As anyone who has listened to any of my podcast shows knows, I’m a firm believer that we need more Mike Genovas in the sport. Or Coy Gibbs. Or Forrest Butlers. The OEMs have been there for decades, but a private business man who loves the sport can help supply even more jobs to riders and team personnel, and that’s required to keep the pits strong. Still, the guys have to find it worth it to spend the money to go racing year after year. Yeah, I’ve had my fun with MCR, Tony, and Mike over the years like everyone has, but the sport needs them, and Genova has been a steady place for jobs for many years now.
“I think for the most part, Mike Genova has been ahead of the curve for a lot of years.

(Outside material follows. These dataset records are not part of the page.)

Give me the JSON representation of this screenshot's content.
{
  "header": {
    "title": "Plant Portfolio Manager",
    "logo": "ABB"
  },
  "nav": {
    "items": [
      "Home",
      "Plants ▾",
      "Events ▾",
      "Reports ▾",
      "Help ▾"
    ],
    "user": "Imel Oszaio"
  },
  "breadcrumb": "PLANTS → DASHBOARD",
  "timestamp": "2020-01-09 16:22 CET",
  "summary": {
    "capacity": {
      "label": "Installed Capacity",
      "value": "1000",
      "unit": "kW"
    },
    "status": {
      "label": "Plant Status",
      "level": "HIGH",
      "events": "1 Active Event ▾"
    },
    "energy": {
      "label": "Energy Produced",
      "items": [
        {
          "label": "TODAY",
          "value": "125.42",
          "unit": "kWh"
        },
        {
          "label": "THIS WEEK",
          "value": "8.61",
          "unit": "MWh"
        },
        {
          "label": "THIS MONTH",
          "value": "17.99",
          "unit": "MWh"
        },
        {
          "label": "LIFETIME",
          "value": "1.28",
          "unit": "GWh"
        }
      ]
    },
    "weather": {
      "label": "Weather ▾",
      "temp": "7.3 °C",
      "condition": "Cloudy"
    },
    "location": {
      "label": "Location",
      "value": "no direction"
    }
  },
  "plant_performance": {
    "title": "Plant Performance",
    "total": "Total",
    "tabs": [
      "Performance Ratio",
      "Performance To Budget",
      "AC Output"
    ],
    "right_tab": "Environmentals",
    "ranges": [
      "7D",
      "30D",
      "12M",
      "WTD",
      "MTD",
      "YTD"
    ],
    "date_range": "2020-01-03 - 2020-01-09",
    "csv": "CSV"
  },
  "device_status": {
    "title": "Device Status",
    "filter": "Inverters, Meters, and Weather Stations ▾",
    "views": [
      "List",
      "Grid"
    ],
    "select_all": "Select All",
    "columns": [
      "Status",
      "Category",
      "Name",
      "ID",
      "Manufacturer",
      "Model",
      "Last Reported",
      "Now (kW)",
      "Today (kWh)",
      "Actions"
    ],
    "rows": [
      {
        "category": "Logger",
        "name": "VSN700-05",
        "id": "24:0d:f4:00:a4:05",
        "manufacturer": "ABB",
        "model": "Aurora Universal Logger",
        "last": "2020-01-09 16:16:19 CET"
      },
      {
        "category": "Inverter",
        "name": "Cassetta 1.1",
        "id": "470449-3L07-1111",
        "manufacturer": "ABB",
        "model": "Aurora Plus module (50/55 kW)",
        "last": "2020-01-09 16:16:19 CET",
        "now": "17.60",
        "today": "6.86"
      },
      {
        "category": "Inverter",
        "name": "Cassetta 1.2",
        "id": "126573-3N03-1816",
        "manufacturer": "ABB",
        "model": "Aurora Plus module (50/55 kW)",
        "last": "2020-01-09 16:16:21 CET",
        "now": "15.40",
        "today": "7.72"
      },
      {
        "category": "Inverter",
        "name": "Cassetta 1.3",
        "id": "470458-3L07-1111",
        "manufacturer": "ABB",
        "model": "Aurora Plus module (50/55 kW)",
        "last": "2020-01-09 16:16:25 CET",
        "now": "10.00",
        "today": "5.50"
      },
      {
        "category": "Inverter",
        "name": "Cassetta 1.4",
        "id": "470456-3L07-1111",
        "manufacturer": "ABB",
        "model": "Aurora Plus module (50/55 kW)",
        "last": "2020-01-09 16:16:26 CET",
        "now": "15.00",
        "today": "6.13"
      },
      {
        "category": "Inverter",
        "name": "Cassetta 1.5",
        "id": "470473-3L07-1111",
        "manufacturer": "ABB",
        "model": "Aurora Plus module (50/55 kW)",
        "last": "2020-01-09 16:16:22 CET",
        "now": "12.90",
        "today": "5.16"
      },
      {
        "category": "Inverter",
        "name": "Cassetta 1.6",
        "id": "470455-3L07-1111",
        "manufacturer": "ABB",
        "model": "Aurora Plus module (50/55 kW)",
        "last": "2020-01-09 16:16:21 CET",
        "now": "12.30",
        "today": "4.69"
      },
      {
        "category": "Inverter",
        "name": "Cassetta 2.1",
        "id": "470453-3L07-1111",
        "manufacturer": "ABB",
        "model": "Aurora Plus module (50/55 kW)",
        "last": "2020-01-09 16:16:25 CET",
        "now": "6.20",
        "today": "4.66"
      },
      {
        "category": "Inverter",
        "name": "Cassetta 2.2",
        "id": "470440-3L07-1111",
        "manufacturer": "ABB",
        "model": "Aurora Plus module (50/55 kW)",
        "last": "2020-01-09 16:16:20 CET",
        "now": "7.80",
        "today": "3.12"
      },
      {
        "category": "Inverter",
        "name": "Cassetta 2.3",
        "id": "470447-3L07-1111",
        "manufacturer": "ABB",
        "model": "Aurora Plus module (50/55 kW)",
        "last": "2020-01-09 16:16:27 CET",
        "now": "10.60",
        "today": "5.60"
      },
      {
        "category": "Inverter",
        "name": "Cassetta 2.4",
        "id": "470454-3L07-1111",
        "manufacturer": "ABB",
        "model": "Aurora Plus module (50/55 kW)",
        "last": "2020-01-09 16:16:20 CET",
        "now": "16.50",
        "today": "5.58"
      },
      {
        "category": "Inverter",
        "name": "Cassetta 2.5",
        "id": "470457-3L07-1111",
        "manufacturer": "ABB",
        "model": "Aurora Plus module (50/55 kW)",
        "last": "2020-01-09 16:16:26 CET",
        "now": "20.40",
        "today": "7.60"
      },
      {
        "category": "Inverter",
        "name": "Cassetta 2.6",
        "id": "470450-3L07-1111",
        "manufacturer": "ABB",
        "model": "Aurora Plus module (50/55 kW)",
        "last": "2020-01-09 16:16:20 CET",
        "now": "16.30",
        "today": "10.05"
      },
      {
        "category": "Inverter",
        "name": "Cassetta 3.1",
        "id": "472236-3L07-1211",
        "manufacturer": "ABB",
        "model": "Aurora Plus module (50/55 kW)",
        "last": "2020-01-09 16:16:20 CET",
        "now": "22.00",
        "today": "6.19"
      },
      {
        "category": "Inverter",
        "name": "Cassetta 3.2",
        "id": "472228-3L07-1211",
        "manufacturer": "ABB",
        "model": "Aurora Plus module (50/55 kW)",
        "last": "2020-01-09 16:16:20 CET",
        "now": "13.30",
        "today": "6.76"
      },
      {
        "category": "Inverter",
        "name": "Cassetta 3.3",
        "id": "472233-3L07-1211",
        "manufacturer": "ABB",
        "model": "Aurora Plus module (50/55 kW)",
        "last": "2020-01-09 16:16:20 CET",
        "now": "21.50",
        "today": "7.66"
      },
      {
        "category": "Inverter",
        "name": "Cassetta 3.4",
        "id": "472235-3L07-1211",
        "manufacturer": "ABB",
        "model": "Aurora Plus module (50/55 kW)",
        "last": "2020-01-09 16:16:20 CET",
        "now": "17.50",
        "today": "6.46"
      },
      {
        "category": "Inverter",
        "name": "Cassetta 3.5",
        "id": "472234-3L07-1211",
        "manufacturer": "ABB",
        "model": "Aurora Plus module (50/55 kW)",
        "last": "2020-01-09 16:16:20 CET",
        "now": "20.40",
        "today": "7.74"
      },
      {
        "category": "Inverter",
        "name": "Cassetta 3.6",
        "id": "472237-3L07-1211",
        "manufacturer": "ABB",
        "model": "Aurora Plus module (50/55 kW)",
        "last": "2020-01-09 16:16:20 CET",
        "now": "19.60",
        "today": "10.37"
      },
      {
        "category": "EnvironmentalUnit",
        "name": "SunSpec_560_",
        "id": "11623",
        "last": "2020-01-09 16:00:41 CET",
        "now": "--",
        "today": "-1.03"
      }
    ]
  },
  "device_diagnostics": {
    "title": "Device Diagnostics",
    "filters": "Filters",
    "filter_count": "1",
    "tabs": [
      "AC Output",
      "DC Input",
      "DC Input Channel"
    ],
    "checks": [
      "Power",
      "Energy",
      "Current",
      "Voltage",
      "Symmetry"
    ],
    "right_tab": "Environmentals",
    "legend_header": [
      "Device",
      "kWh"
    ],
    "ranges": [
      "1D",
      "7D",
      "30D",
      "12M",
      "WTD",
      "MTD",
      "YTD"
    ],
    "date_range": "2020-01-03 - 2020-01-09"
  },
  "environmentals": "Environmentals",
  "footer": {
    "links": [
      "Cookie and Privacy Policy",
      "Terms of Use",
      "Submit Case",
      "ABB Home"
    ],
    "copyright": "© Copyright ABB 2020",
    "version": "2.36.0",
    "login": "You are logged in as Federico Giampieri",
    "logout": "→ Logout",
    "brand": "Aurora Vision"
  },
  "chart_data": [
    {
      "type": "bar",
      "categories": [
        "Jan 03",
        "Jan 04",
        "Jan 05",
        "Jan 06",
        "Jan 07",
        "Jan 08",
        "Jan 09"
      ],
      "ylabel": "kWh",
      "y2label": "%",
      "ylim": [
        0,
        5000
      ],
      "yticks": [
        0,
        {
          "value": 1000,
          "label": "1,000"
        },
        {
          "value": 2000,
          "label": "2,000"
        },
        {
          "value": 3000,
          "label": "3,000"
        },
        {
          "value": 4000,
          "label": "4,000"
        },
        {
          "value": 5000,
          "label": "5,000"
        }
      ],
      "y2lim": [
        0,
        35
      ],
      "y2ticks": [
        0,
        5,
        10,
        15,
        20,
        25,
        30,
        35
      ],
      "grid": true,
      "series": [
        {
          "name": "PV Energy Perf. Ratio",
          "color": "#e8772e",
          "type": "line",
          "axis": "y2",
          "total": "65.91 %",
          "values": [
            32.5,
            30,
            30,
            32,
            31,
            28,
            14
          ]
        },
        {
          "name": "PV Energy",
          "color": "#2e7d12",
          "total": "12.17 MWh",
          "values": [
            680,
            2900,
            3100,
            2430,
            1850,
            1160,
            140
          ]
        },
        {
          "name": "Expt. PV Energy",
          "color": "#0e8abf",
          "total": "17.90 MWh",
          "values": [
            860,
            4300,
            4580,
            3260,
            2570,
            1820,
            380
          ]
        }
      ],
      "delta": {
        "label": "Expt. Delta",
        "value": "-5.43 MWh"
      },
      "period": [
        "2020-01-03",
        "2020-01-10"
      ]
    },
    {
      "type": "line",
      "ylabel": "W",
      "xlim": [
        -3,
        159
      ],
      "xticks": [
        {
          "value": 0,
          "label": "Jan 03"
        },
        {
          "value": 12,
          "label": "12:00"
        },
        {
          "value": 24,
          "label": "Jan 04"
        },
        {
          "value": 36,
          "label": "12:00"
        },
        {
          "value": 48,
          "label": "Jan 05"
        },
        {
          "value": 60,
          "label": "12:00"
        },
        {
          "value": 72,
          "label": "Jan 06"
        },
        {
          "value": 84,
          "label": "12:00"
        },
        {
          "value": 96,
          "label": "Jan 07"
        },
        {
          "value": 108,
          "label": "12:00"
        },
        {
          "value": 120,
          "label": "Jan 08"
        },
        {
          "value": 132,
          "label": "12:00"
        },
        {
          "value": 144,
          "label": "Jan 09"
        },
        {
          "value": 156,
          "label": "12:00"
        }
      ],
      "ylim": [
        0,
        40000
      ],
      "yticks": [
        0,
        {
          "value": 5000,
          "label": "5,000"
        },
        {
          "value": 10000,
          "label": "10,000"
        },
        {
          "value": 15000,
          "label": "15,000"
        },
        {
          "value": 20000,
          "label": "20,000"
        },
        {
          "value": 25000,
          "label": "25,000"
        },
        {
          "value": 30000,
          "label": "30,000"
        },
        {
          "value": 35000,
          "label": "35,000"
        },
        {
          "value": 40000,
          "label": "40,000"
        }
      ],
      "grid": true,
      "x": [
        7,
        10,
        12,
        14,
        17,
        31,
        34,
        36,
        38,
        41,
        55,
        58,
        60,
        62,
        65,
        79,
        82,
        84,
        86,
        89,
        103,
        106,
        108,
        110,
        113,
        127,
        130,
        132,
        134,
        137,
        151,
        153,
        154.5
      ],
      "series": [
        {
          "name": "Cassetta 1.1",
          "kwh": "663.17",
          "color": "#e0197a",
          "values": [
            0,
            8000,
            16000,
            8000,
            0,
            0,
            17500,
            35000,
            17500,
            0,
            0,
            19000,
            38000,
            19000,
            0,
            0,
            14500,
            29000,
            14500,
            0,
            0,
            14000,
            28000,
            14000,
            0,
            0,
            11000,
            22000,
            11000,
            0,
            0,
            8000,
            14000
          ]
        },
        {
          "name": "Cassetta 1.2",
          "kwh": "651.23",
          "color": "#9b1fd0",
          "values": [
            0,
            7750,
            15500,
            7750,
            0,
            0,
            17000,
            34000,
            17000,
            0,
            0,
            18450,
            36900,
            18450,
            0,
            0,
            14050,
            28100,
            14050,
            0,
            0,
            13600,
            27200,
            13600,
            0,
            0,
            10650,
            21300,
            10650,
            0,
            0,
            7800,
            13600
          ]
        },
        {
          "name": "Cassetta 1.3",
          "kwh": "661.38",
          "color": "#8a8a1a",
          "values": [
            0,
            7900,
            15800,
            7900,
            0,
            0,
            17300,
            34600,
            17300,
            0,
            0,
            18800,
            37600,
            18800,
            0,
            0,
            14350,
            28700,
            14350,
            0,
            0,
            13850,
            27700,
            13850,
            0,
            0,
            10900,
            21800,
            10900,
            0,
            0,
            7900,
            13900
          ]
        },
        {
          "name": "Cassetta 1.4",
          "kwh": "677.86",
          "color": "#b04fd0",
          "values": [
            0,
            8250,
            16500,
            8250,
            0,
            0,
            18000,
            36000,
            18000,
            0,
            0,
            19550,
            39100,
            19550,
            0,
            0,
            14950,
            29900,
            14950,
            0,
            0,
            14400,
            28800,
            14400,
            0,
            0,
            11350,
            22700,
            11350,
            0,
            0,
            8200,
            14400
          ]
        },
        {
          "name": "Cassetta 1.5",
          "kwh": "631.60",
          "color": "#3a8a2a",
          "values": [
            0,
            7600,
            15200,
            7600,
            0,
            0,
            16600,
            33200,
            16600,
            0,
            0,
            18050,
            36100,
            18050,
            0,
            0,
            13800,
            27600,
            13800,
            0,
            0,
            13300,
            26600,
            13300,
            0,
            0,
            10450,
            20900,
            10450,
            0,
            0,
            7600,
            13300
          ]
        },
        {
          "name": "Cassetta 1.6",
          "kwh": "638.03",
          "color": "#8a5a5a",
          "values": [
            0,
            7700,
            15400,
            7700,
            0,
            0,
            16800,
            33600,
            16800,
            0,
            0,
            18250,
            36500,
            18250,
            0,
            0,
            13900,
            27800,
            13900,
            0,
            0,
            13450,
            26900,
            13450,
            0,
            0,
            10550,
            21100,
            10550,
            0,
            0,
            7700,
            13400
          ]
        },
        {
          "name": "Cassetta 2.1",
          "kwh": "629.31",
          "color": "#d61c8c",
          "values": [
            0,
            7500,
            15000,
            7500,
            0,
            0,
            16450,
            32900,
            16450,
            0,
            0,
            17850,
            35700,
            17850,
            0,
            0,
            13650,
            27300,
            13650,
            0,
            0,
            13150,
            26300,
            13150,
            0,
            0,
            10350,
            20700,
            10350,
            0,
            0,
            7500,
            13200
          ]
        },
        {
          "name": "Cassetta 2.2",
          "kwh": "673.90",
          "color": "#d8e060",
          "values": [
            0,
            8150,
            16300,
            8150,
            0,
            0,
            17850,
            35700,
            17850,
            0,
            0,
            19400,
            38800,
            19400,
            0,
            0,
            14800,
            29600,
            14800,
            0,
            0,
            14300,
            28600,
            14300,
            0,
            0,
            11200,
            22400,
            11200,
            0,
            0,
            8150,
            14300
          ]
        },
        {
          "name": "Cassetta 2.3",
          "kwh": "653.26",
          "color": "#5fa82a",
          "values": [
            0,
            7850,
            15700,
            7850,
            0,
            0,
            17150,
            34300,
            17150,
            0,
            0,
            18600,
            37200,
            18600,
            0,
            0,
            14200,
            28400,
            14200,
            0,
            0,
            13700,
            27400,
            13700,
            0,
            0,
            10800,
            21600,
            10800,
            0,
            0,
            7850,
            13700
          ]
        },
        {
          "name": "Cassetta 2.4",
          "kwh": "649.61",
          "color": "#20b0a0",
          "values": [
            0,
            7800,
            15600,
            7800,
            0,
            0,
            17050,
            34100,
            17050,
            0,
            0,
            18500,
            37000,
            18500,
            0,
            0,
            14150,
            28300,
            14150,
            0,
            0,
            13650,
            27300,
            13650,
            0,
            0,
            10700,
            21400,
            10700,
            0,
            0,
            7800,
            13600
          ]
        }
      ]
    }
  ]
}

He thought of stuff, engineered stuff into the program. These are things that were looked at lots of times as obscure and strange,” Alessi says. “But those things that we’ve done make sense to us as a team and to Mike, so we’ve kind of run that course. I think now more people are either more used to it or are starting to see it as maybe that’s the right way to do it.
Says Vuillemin, “Mike is very passionate about moto. He obviously loves the sport. The sport needs guys like him spending his own money to put riders on the gate. He's been spending millions with no returns on investment.”
“I’m still in, and willingly. But if something happened with my health or economy or whatever, fortunately I’m not going broke doing it, but I spend all the money I make during the week here,” Genova says. “We spend a lot of money and energy to be up there fighting. So, the year Justin’s having and winning Daytona, it’s icing on the cake. It kind of exemplifies, I guess, that yeah, we’ve been doing things right.”
MCR doing things right? That last sentence would have surprised people a few years ago, but you know what? Give credit where credit is due, because now it’s clear that this team has been on a right track for a while now. Through the hard work of Justin Brayton, Tony Alessi, Vince Friese, and most of all, Mike Genova, MCR has turned a corner, not only in the results, but in the perception of the team to everyone outside of it. This team stuck to its course, and now things keep looking better and better.